The following discussion sets forth the inventors' own knowledge of certain technologies and/or problems associated therewith. Accordingly, this discussion is not an admission of prior art, and it is not an admission of the knowledge available to a person of ordinary skill in the art.
Automation and control systems make use of computers and/or microcontroller-based devices to “automate” the operation of other devices, machines, or appliances. For example, in home or building applications, an automation and control system may be configured to apply varying degrees of intelligence and automation to lighting, doors, window treatments, audio and video equipment, security systems, HVAC components, or the like. In industrial applications, automation and control systems may be configured to manage robotics systems, motors, machine vision equipment, assembly lines, or the like. Other applications include, for example, environmental monitoring, agriculture, law enforcement, military surveillance, etc. Generally speaking, automation and control systems may be employed in virtually any environment.

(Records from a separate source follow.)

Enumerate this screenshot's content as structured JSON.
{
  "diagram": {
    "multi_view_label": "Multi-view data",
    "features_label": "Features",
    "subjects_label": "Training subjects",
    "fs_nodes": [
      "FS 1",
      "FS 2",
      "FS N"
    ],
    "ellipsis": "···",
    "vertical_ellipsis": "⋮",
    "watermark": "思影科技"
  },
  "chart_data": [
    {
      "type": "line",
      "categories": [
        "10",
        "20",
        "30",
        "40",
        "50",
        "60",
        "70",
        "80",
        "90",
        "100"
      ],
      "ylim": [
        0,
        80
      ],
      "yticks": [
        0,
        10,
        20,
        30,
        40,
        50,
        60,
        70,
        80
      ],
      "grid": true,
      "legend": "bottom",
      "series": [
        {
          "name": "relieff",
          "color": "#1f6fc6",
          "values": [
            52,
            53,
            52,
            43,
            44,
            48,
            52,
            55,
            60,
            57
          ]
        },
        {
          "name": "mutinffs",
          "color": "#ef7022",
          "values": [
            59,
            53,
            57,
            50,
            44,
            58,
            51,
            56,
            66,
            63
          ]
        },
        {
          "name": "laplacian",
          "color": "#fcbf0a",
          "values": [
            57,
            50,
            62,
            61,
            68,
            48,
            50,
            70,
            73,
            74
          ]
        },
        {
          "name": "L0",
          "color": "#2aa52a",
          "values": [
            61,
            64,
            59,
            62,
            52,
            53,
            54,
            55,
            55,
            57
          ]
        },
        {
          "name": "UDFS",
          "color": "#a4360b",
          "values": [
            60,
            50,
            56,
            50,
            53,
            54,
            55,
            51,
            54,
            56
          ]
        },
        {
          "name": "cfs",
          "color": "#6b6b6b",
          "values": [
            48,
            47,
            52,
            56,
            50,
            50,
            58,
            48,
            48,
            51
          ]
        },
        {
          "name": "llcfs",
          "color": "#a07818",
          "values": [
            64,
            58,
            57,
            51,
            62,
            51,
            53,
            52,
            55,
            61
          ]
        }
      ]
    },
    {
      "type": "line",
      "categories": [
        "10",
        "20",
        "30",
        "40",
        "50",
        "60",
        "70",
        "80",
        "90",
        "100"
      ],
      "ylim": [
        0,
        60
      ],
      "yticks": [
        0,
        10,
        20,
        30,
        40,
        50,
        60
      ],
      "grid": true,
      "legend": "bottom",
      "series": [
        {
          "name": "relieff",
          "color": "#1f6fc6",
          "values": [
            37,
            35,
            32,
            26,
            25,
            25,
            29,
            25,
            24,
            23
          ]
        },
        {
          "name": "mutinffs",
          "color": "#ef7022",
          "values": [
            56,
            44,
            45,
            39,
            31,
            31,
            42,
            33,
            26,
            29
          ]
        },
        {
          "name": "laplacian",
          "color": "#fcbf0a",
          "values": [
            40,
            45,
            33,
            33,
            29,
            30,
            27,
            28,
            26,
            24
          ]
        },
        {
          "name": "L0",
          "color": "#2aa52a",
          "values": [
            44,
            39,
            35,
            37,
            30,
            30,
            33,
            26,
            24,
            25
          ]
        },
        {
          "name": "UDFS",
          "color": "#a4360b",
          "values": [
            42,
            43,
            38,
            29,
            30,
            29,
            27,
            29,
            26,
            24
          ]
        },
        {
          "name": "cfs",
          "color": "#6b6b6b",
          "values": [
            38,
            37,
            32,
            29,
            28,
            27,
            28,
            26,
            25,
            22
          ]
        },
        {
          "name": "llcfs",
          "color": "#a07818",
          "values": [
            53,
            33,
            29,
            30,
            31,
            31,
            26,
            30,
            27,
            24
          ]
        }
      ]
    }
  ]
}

Typical elements of an automation and control system include sensors and controllers. In some cases, a single device may include both a sensor (e.g., a photodiode) and a controller (e.g., a circuit configured to control a switch to which a controlled device—a light bulb—is connected). In other cases, sensors and controllers may be distinct devices. It should be noted that, in various implementations, a given automation and control system might include tens or hundreds of disparate sensors and controllers, depending upon the system's complexity.
Most automation and control software programs are written, compiled, and executed on a single computer, sometimes referred to as the “head of control.” The inventors hereof have determined, however, that such a technique is only appropriate when the devices controlled by the head of control are within its reach. In those cases, the head of control may be capable of determining, in a reasonable amount of time, all the information needed in order to make its automation decisions. Often, such information is obtained from one or more devices via a network connection. The head of control may then be able to control a corresponding device(s), also in a reasonable amount of time, via the network connection.
In highly distributed environments or environments where there are many devices and/or long distances involved, however, the foregoing techniques do not work. For example, there are situations where the head of control must communicate with multiple devices, one at a time, and make a decision each time a different device replies. In these situations, varying degrees of latency in communications between the head of control and the remote device often lead to scalability problems.
Moreover, control and automation systems can have very dynamic properties. At any given time, the number of devices in a system may increase or decrease, the physical or geographical location of one or more devices may change, network connections may go down and later be re-established, certain communication channels may have better characteristics than others, etc. Generally speaking, every time a modification is made to a device or connection in the system, the program executed by the head of control needs to be modified in order to accommodate that change.